Festa Farfalle (Bow-tie pasta)
1 clove of garlic minced
1/2 red onion diced
I teaspoon chili powder
I teaspoon of cumin
I tablespoon of olive oil
Cook first ingredients until onions are translucent over medium heat in medium size sauce pan
1 cup of water
1 8 ounce can of tomato sauce
1 4 ounce jar of diced pimentos
1 1/2 pint of heavy whipping cream
Simmer over low heat stirring occasionally
Salt and hot sauce to taste
Toss finished sauce with
Bow tie pasta
Top with grilled chicken or steak.
Sauce quantity serves 4 to 6.
Greek style Humus
1 1-pound can of cooked chickpeas, drained
2 cloves of fresh garlic chopped
4 tablespoons tahini (ground sesame seeds)
Juice of 1 lemon
1 tablespoon of salt
1/2 cup of extra virgin olive oil
Combine all ingredients in processor with exception of olive oil
Once combined, slowly add olive oil in mixer while running
Add lemon juice or water to mixture to thin out mixture
Garnish with feta cheese, chopped fresh oregano, chopped fresh mint and lemon zest
Serve with pita bread and olives
1 quart of heavy cream
2 tablespoons of vanilla
6 egg yolks
3/4 cup of sugar
Over medium heat in medium sauce pan bring cream and vanilla up to a slow simmer let sit for 15 minutes.
Whisk together the eggs and sugar in a medium mixing bowl constantly stirring slowly add cream mixture into sugar mixture.
Once combined pour mixture into 6- to 7-ounce ramekins. Place ramekins in a roasting pan or baking pan and fill pan halfway up with water. Place pan in 325-degree oven. Bake for approximately 45 minutes. Take ramekins out of pan and refrigerate for three hours and up to three days.
After cooled, divide the remaining sugar on top of each ramekin and torch.
French Quarter Pimiento Cheese
1 8-ounce block of cream cheese
1/2 stick of unsalted butter
2 ounces of blue cheese crumbles
1 teaspoon of minced fresh garlic
1/2 teaspoon salt
1 4-ounce jar of sliced pimentos
1 teaspoon of creole seasoning
1 dash of hot sauce
In a medium mixing bowl, allow all ingredients to come to room temperature, about 2 hours. With a rubber spatula thoroughly combine all ingredients and refrigerate for two hours.
Excellent with any type of red meat.
Tip: right before taking steak off the grill place a tablespoon of cheese on each steak, allow to slightly melt. Lovely.
Venison marinate with rosemary and juniper
1 tablespoon of crushed dried juniper berries
1 tablespoon of crushed dried fennel seeds
1 tablespoon of crushed dried coriander seeds
1 tablespoon of crushed dried black peppercorns
1 cup of red wine
1 cup of water
1 teaspoon of garlic powder
1 teaspoon of salt
2 bay leaves
3 sprigs of rosemary
Dash of Worcester sauce
In a medium nonstick skillet lightly toast first four ingredients until fragrant - about 3 to 4 minutes.

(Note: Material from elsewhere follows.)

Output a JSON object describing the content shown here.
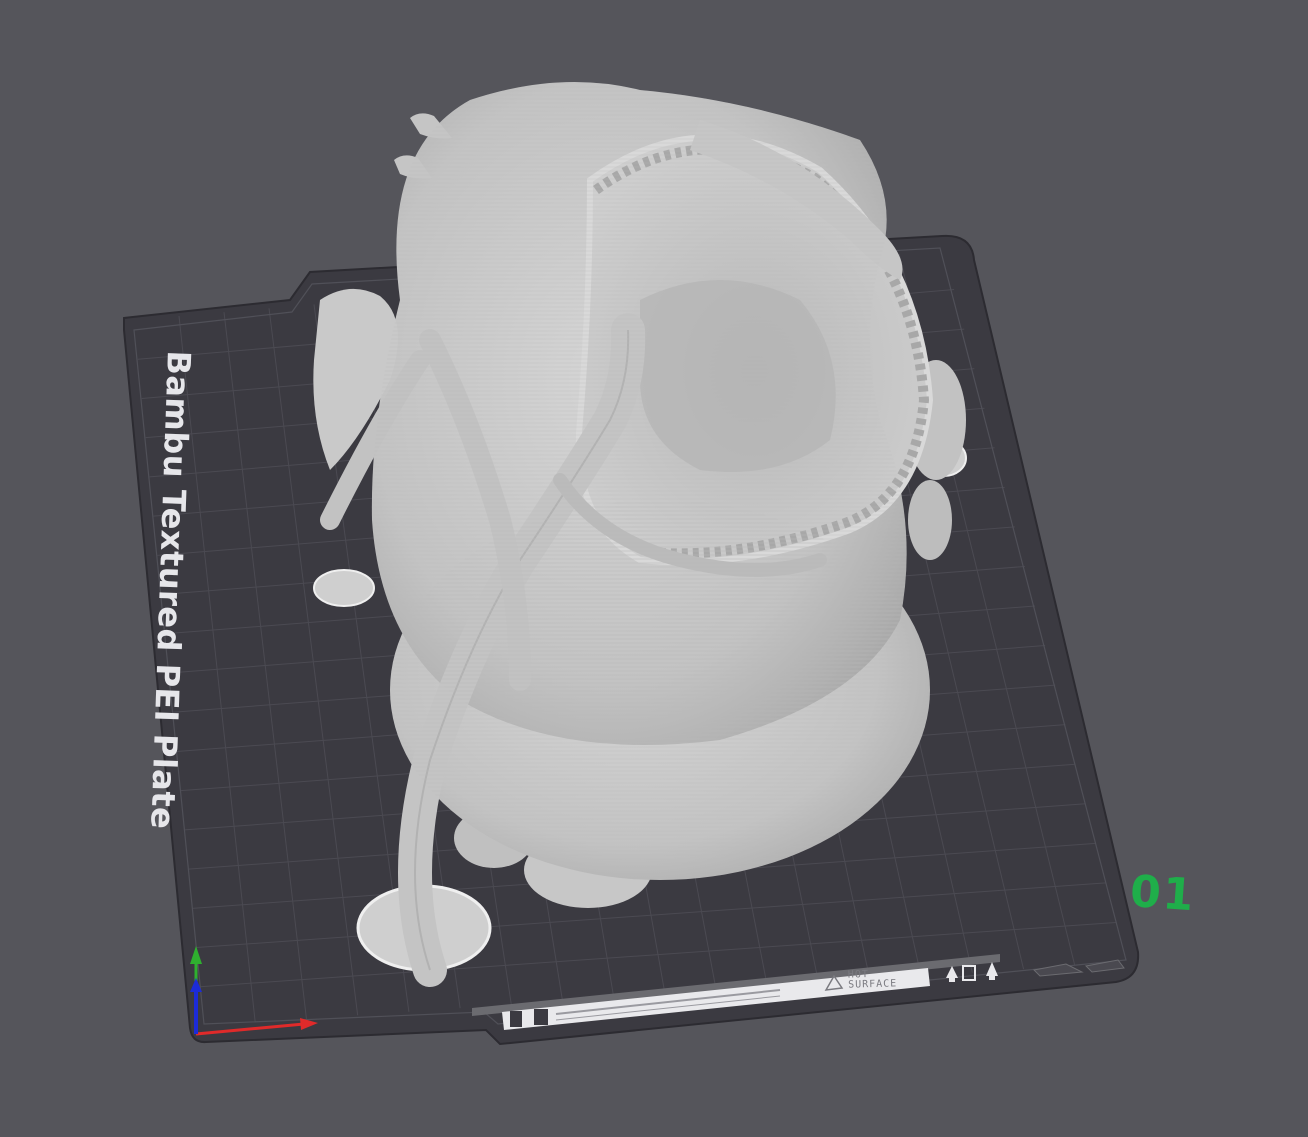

Add remaining ingredients. Bring mixture to a simmer. Remove from heat to cool.
Pour over venison steak or roast for at least 3 hours but no more than 12 hours.
This is good for about 2 pounds of venison - depending on the size and cut of your meat double or triple quantity as need.
Very versatile; also good with dove, duck, salmon or pork roast.